Search code examples
arrayspostgresqldatabase-designjsonbpostgresql-performance

Most efficient way to query data nested deep in JSON arrays?


Currently I'm writing queries against a JSONB table with 8 million+ rows. How can I query from the parent and the friends objects in the most efficient manner possible?

Query (Postgres 9.6):

select distinct id, data->>'_id' jsonID, data->>'email' email, friends->>'name' friend_name, parent->>'name' parent
from temp t
CROSS JOIN jsonb_array_elements(t.data->'friends') friends
CROSS JOIN jsonb_array_elements(friends->'parent') parent
where friends ->> 'name' = 'Chan Franco'
and parent->>'name' = 'Hannah Golden'

Example DDL (with data): https://pastebin.com/byN7uyKx


Solution

  • Your regularly structured data would be cleaner, smaller and faster as normalized relational design.

    That said, to make the setup you have much faster (if not as fast as a normalized design with matching indexes), add a GIN index on the expression data->'friends':

     CREATE INDEX tbl_data_friends_gin_idx ON tbl USING gin ((data->'friends'));
    

    Then add a matching WHERE clause to our query with the contains operator @>:

    
    SELECT DISTINCT  -- why DISTINCT ?
           id, data->>'_id' AS json_id, data->>'email' AS email
         , friends->>'name' AS friend_name, parent->>'name' AS parent
    FROM   tbl t
    CROSS  JOIN jsonb_array_elements(t.data->'friends') friends
    CROSS  JOIN jsonb_array_elements(friends->'parent') parent
    WHERE  t.data->'friends' @> '[{"name": "Chan Franco", "parent": [{"name": "Hannah Golden"}]}]'
    AND    friends->>'name' = 'Chan Franco'
    AND    parent ->>'name' = 'Hannah Golden';
    

    db<>fiddle here

    The huge difference: With the help of the index, Postgres can now identify matching rows before unnesting each an every nested "friends" array in the whole table. Only after having identified matching rows in the underlying table, jsonb_array_elements() is called and resulting rows with qualifying array elements are kept.

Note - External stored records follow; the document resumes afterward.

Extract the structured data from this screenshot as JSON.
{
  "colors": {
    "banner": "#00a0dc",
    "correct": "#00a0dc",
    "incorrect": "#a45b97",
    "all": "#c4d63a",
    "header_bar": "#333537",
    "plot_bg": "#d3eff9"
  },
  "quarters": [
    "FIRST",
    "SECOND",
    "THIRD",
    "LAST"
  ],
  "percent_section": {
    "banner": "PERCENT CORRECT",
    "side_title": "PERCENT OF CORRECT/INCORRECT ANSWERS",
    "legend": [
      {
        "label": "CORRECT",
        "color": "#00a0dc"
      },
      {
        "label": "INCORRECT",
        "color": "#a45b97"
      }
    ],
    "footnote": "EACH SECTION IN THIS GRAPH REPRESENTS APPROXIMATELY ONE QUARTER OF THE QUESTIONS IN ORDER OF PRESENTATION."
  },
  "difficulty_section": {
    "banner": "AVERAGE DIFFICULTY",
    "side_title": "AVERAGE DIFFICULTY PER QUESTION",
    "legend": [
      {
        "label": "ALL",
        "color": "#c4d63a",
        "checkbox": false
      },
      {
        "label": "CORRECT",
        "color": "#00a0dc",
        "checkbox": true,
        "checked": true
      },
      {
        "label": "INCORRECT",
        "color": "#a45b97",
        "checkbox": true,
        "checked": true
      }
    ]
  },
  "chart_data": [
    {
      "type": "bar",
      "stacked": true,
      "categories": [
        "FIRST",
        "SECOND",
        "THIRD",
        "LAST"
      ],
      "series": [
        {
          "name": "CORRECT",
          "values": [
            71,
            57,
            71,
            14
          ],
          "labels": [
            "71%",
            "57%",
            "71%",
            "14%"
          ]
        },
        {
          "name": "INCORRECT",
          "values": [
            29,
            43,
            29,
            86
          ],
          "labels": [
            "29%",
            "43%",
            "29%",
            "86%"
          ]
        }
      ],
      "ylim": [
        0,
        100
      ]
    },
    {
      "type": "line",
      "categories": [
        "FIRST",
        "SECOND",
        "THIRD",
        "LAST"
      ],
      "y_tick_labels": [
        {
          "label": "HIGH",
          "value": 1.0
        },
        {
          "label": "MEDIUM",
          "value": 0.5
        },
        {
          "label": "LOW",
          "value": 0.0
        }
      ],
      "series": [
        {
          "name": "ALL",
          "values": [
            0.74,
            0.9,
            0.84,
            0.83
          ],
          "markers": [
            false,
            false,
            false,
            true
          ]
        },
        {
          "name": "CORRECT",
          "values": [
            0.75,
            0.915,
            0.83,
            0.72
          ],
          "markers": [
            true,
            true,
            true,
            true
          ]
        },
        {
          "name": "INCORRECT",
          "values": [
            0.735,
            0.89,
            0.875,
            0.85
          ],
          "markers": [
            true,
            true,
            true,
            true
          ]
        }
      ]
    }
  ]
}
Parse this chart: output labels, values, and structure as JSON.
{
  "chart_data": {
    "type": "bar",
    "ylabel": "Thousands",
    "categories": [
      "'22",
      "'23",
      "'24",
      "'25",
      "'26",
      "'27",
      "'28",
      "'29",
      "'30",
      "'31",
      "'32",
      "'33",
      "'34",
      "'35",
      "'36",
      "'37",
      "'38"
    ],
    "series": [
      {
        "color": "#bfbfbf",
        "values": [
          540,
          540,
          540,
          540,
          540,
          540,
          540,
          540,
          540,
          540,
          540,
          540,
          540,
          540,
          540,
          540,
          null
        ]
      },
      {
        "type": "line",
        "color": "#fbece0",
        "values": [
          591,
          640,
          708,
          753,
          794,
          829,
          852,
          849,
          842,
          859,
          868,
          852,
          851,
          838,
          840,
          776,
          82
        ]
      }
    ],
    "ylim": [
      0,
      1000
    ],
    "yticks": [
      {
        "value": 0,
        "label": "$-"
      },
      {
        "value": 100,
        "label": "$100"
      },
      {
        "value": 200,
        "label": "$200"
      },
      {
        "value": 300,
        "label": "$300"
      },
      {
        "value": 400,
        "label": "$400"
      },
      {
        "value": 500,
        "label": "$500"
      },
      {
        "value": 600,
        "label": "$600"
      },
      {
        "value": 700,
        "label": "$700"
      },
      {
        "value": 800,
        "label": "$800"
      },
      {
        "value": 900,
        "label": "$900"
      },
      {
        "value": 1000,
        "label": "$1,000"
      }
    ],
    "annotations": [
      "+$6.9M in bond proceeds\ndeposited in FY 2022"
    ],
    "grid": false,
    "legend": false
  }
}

    Note that the search expression has to be valid JSON, matching the structure of the JSON array data->'friends' - including the outer brackets []. But omit all key/value pairs that are not supposed to serve as filter.

    Related:

    I avoided the table name temp as this is an SQL key word, that might lead to confusing errors. Using the name tbl instead.